Sisi-mania: first royal celebrity celebrated in cinemas and on Netflix

She has been described as a Habsburg pop star, the first royal celebrity, the earliest example of a media shamed woman, and a long undiscovered 19th-century feminist icon.

Elisabeth, Empress of Austriais now being revived for the modern age with two new feature films, two television series, including a Netflix biopic, and a novel.

The newest of them, Corsage, which opened in German cinemas on Thursday and premiered in Cannes in May, has shocked some critics by the departure of the traditionally romantic image of the Empress into a darker psychological examination. Her suffering from the constraints of court life is embodied in the title. Scenes described as “painful to watch” show Sisi, played by Vicky Krieps, strapped into her tiny corset and insisting that her maids, whose hands are raw from trying, keep tightening it. The film opens on her 40th birthday in 1877, as she struggles to keep up with the expectation that she must always remain youthful — fed a diet of orange slices and beef broth — the film ends with a reportedly shocking scene, which critics have said worthy of Quentin Tarantino.

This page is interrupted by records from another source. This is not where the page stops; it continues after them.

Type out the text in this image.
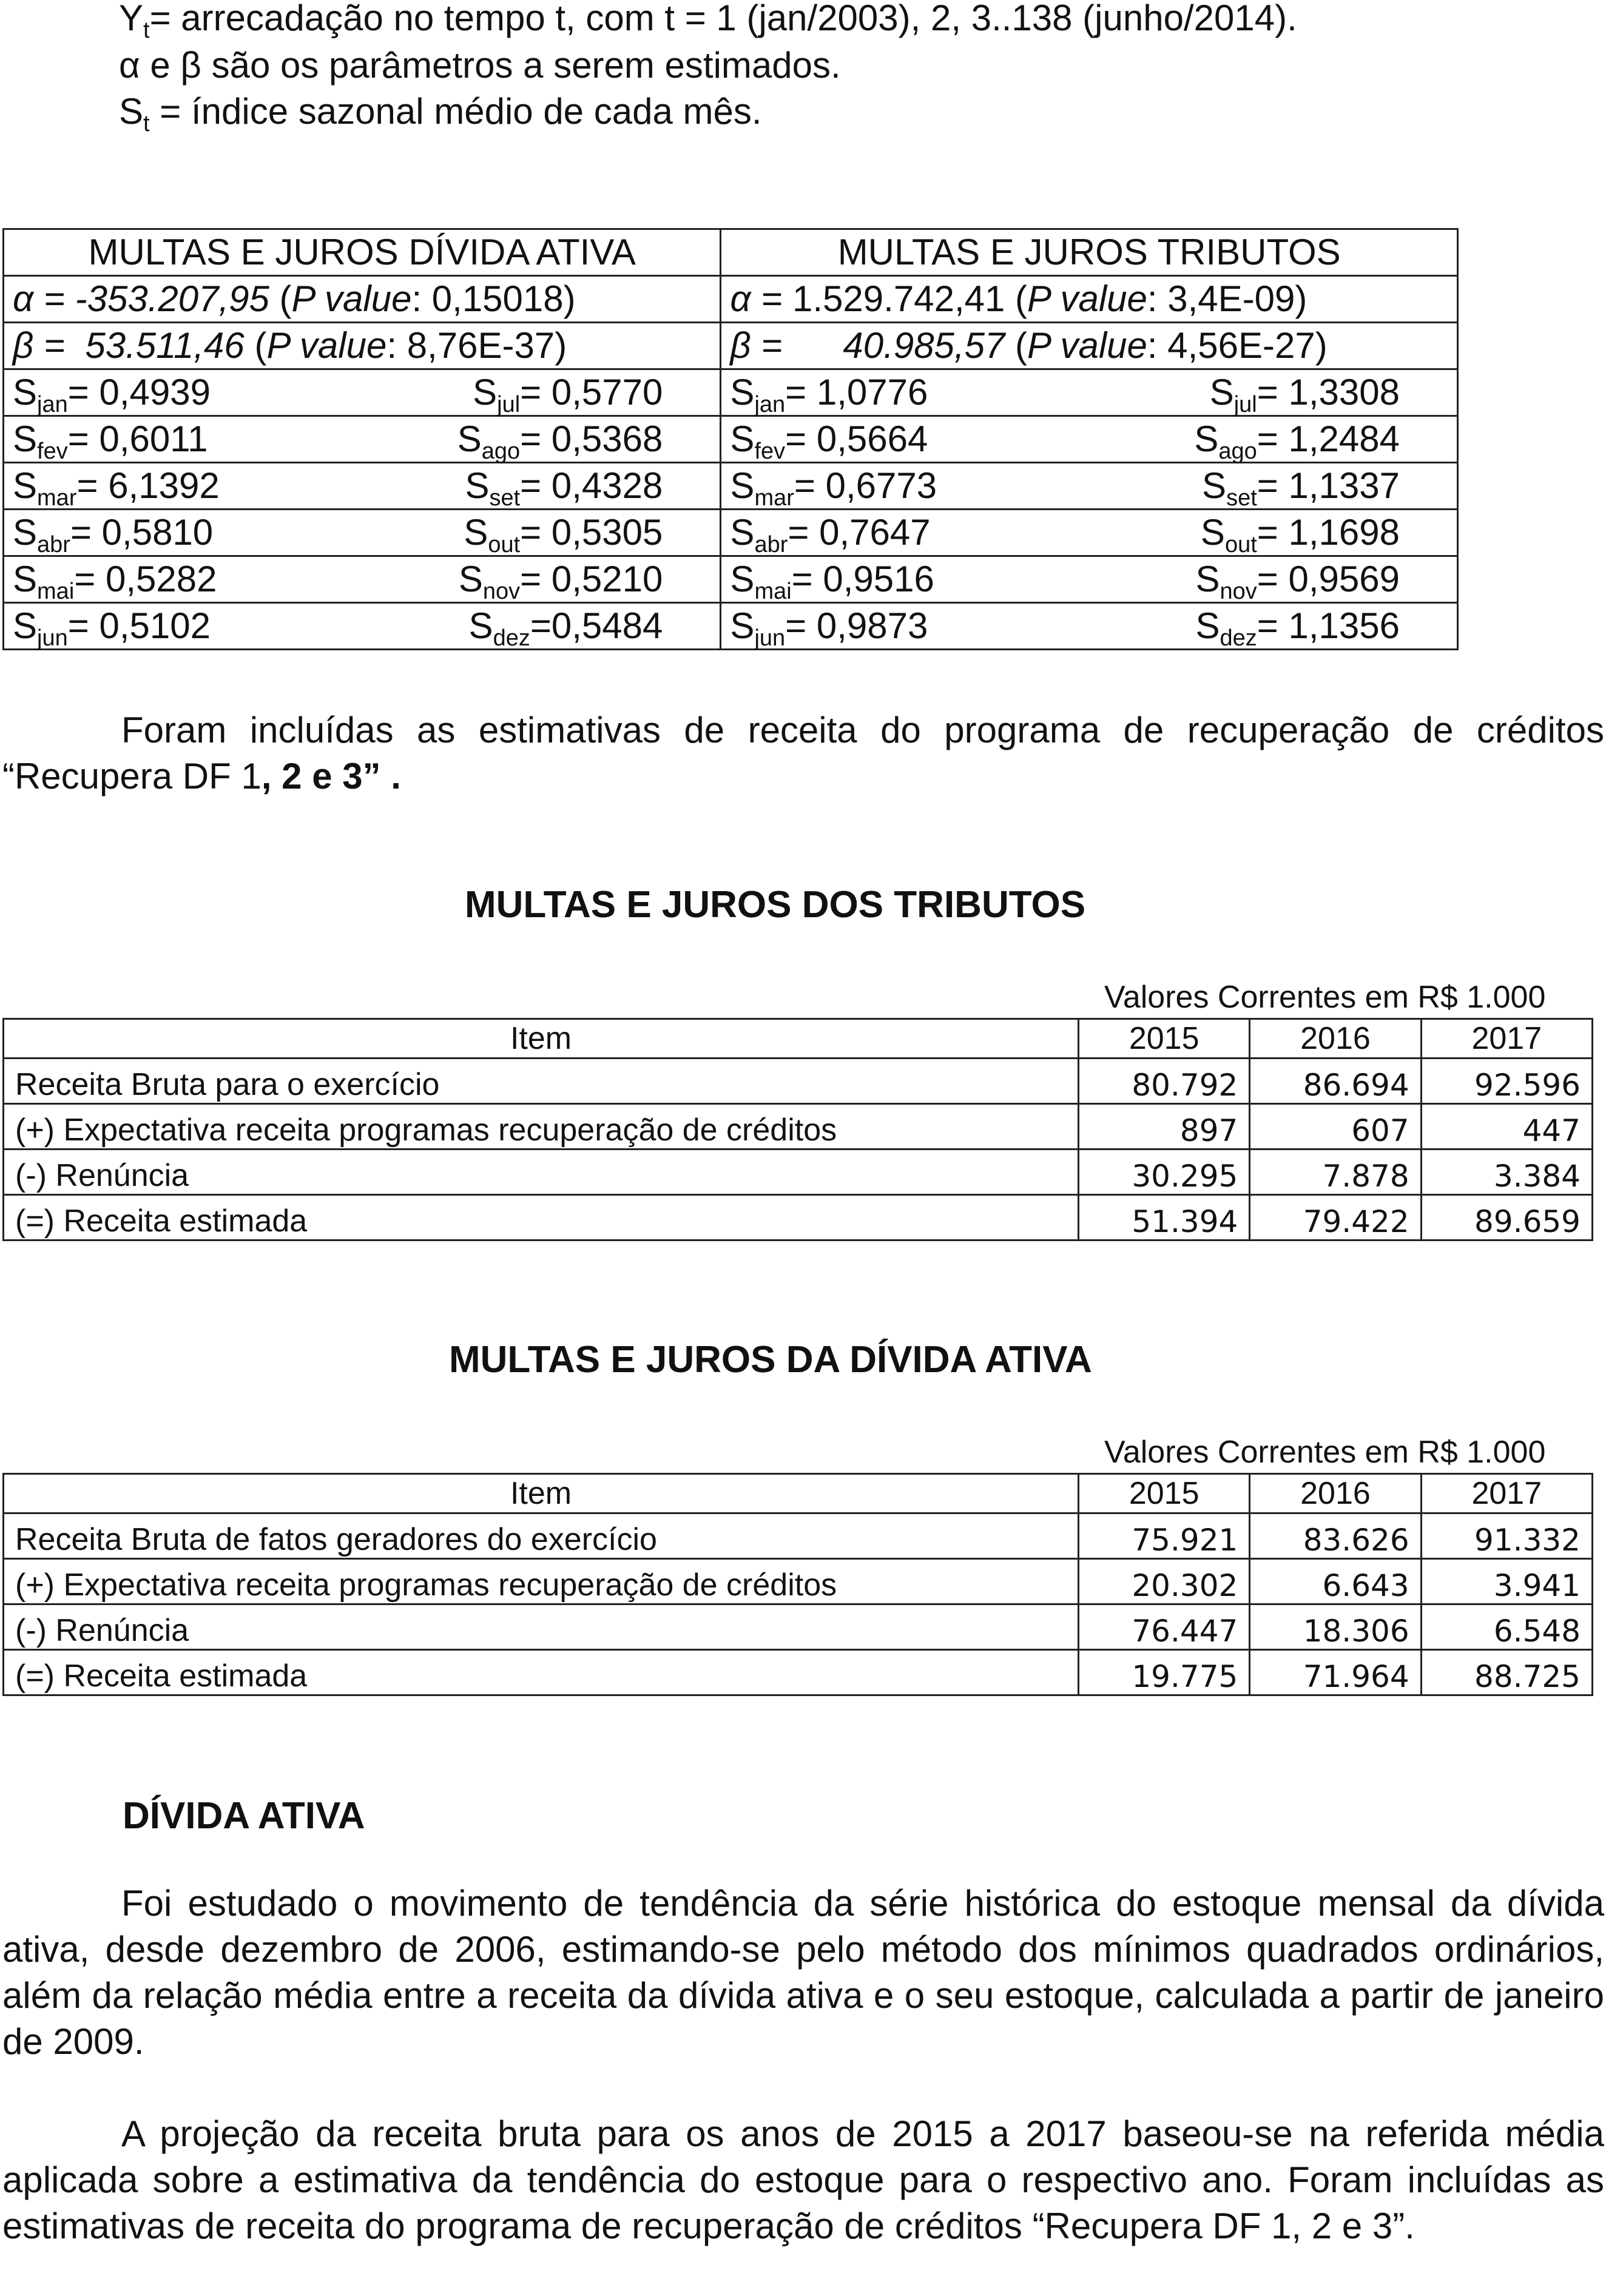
$Y_t=$ arrecadação no tempo t, com t = 1 (jan/2003), 2, 3..138 (junho/2014).
α e β são os parâmetros a serem estimados.
$S_t$ = índice sazonal médio de cada mês.
MULTAS E JUROS DÍVIDA ATIVA	MULTAS E JUROS TRIBUTOS
α = -353.207,95 (P value: 0,15018)	α = 1.529.742,41 (P value: 3,4E-09)
β =  53.511,46 (P value: 8,76E-37)	β =      40.985,57 (P value: 4,56E-27)

$S_{jan}= 0,4939$ $S_{jul}= 0,5770$	$S_{jan}= 1,0776$ $S_{jul}= 1,3308$

$S_{fev}= 0,6011$ $S_{ago}= 0,5368$	$S_{fev}= 0,5664$ $S_{ago}= 1,2484$

$S_{mar}= 6,1392$ $S_{set}= 0,4328$	$S_{mar}= 0,6773$ $S_{set}= 1,1337$

$S_{abr}= 0,5810$ $S_{out}= 0,5305$	$S_{abr}= 0,7647$ $S_{out}= 1,1698$

$S_{mai}= 0,5282$ $S_{nov}= 0,5210$	$S_{mai}= 0,9516$ $S_{nov}= 0,9569$

$S_{jun}= 0,5102$ $S_{dez}=0,5484$	$S_{jun}= 0,9873$ $S_{dez}= 1,1356$

Foram incluídas as estimativas de receita do programa de recuperação de créditos “Recupera DF 1, 2 e 3” .

MULTAS E JUROS DOS TRIBUTOS
Valores Correntes em R$ 1.000
Item	2015	2016	2017
Receita Bruta para o exercício	80.792	86.694	92.596
(+) Expectativa receita programas recuperação de créditos	897	607	447
(-) Renúncia	30.295	7.878	3.384
(=) Receita estimada	51.394	79.422	89.659
MULTAS E JUROS DA DÍVIDA ATIVA
Valores Correntes em R$ 1.000
Item	2015	2016	2017
Receita Bruta de fatos geradores do exercício	75.921	83.626	91.332
(+) Expectativa receita programas recuperação de créditos	20.302	6.643	3.941
(-) Renúncia	76.447	18.306	6.548
(=) Receita estimada	19.775	71.964	88.725
DÍVIDA ATIVA

Foi estudado o movimento de tendência da série histórica do estoque mensal da dívida ativa, desde dezembro de 2006, estimando-se pelo método dos mínimos quadrados ordinários, além da relação média entre a receita da dívida ativa e o seu estoque, calculada a partir de janeiro de 2009.

A projeção da receita bruta para os anos de 2015 a 2017 baseou-se na referida média aplicada sobre a estimativa da tendência do estoque para o respectivo ano. Foram incluídas as estimativas de receita do programa de recuperação de créditos “Recupera DF 1, 2 e 3”.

The TV series Sisi, on the other hand, is a bleak portrait of her rambunctious marriage to Emperor Franz Joseph and her brutal exploitation by the Habsburgs as a fine figurehead who saw in her only a producer of a suitable heir to the throne. Well received so far, it has caused a stir with its candid portrayal of her sexuality.

A still from Sisi
Gloomy portrait: Sisi. Photo: RTL+

Sisi, as she was more widely known, was most famously embodied in a hugely popular 1950s television trilogy by German-Austrian actress Romy Schneider. Schneider also later starred as a more mature princess in a 1972 film by Luchino Visconti about her close friend, the gay, eccentric King Ludwig II of Bavaria. The actress later complained, “Sisi sticks to me like oatmeal.”

A Bavarian princess before she was designated as a suitable future wife for Franz Joseph and married him at the age of 16, had four children, before being murdered at the age of 60 by an Italian anarchist, Sisi famously opposed the limitations of Habsburg court life. Dominique Devenport, who stars in the series Sisi, which is streamed on RTL+ in Germany, has said the character “works” as a recognizable figure because of her strong female story. “She asks the questions people are asking themselves today,” she told German media. “How do I stay true to myself, what decisions do I have to make, how do I meet the expectations that everyone has of me?”

The Netflix series The Empress is slated to release in the fall and is expected to partner with its rivals to help spark a new interest in the aristocrat, which is somewhat predictable compared to the late Princess Diana. Parallels have been drawn between Corsage, created by Austrian filmmaker Marie Kreutzer, and director Pablo Larrain’s 2021 historical fiction drama, Spencerabout Diana’s tormented life.

The Süddeutsche Zeitung praised Kreutzer for turning the sugary image of Sisi upside down, showing her she masturbated in the bath, smoked, gave the finger to courtiers, took heroin to calm her nerves and made her husband an asshole. mentioned. “Kreuzter has produced a shock therapy,” the critic wrote. He praises her for “liberating” Sisi from a “Romyschneiderization, which Romy Schneider himself would have approved first”.

A Karen Duve novel, due out in September, is expected to flesh out yet another side of her character: a radiant fighter and dressage rider. Duve has described Sisi as an “undiscovered feminist icon”.

Sisic
‘She asks the questions people ask themselves today’: a photo shoot on the set of Sisi. Photo: RTL+

The Hofburg and Schönbrunn palaces in Vienna, where Sisi lived, have long been strong tourist magnets for those who wanted to follow her trail. Her exercise rings and pommel horse, on which she reportedly worked excessively on a daily basis, are among the main attractions, while her face adorns everything from chocolate boxes to opera glasses. Sisi’s story recently turned out to be a blockbuster in the German-speaking world as stage musical, Elisabeth, which reached an audience of 10 million spectators between 1992 and 2019, but never made it to the English-language stage. It has spawned a particularly strong cult following in Japan, where it has been performed.

But Austrian commentator Hans Rauscher has said the repeated revival of the Sisi story has a more sinister appeal. At first glance, he wrote in Der Standard, it is “the fascination of a beautiful young woman, the empress of a European empire,” but in reality, he said, it is rather the more mundane tale of “an overwhelmed teenager who married her cousin, a pedantic bastard, who infected her with an STD at 16.” He describes the new recordings as “spicier, but just as unpalatable” as Romy Schneider’s images, suggesting that the interest in Sisi is far too has to do with characteristics that she exhibited that Austrians have to deal with “depressed, obedience over freedom, neurotic” which, he said, “may explain the Sisi cult”.